Par dernières conclusions d’incident en date du 5 juin 2024 la société Sud Oise Immo et la société A2C ont sollicité de voir déclarer nulle la déclaration d’appel du syndicat des copropriétaires de la résidence [Adresse 19] et ont sollicité le rejet de la demande de jonction des procédures et la condamnation in solidum du syndicat des copropriétaires et de la société Reda expertises aux entiers dépens dont distraction au profit de maître d'[Localité 17] et au paiement de la somme de 4000 euros sur le fondement de l’article 700 du code de procédure civile avec pour la société Sud Oise Immo dispense de contribuer à la dépens du procés en application de l’article 10-1 de la loi du 10 juillet 1965.
Aux termes de ses dernières conclusions en date du 5 juin 2024 la société Dekra Industrial demande que soit prononcée la caducité de la déclaration d’appel régularisée par la société Reda expertises et sollicite le rejet de la demande de jonction et la condamnation de la société Reda expertises au paiement d’une somme de 1000 euros en application de l’article 700 du code de procédure civile et sa condamnation aux entiers dépens.

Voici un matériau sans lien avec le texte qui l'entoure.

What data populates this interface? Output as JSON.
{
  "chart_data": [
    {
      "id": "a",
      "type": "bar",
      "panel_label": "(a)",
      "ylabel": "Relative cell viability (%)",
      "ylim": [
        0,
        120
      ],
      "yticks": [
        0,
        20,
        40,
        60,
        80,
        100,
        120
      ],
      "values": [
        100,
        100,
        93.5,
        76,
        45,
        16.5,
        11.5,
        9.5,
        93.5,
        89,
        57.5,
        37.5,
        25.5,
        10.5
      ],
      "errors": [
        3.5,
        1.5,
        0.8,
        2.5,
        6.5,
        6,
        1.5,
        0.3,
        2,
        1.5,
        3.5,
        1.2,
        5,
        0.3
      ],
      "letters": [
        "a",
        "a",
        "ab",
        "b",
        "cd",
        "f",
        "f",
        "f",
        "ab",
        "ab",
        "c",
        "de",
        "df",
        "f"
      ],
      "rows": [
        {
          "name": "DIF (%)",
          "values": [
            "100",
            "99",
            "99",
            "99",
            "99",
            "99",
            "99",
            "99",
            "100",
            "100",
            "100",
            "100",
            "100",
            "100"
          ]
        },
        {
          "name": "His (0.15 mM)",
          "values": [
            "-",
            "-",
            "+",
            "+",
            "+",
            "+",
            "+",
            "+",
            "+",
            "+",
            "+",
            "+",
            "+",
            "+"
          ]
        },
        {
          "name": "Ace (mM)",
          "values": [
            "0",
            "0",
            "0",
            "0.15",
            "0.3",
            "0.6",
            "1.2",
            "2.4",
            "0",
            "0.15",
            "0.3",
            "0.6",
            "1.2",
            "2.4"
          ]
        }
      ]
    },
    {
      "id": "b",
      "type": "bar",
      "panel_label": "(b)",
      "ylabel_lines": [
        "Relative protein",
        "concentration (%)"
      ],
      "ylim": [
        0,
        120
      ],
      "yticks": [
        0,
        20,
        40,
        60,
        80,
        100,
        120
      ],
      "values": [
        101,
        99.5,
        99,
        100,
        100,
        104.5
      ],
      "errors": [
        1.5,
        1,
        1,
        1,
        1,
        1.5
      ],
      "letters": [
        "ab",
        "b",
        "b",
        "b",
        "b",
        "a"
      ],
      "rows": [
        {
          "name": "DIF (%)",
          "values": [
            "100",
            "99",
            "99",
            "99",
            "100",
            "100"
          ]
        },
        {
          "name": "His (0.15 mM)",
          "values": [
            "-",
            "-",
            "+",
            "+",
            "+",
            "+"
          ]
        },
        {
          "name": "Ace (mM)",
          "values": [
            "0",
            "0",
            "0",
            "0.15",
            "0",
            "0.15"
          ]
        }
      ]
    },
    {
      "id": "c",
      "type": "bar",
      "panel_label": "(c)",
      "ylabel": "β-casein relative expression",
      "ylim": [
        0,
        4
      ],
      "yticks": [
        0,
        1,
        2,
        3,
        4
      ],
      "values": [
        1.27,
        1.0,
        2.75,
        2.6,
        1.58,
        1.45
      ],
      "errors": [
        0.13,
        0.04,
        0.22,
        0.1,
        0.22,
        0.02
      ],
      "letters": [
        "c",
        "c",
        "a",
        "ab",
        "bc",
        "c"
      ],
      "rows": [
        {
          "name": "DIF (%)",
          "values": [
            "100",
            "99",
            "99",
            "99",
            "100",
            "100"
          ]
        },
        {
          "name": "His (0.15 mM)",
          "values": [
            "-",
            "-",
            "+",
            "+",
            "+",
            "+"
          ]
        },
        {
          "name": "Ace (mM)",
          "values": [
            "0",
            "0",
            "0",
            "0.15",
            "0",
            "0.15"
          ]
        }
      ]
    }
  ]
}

Aux termes de ses dernières conclusions en date du 5 juin 2024 la société Axa France IARD en qualité d’assureur de la société Prestiplac s’en rapporte à justice quant à la nullité de la déclaration d’appel du syndicat des copropriétaires et sollicite le rejet de la demande de jonction ainsi que la condamnation de la société Reda expertises à lui payer une somme de 3500 euros sur le fondement de l’article 700 du code de procédure civile et au paiement des entiers dépens.
Aux termes de ses conclusions en date du 6 juin 2024 le [Adresse 20] [Adresse 19] a indiqué se désister de son appel à l’encontre de la décision du 12 juillet 2022 mais s’est opposée à la nullité de sa déclaration d’appel et a demandé le rejet de toutes les demandes formées par les autres parties.
Aux termes de ses dernières conclusions remises le 4 septembre 2024 la société Gan assurances demande au conseiller de la mise en état de prendre acte du désistement du syndicat des copropriétaires, de déclarer sans objet la demande de jonction et la rejeter et de prendre acte de ce qu’elle entend accepter le désistement nonobstant sa défense au fond et ses demandes incidentes .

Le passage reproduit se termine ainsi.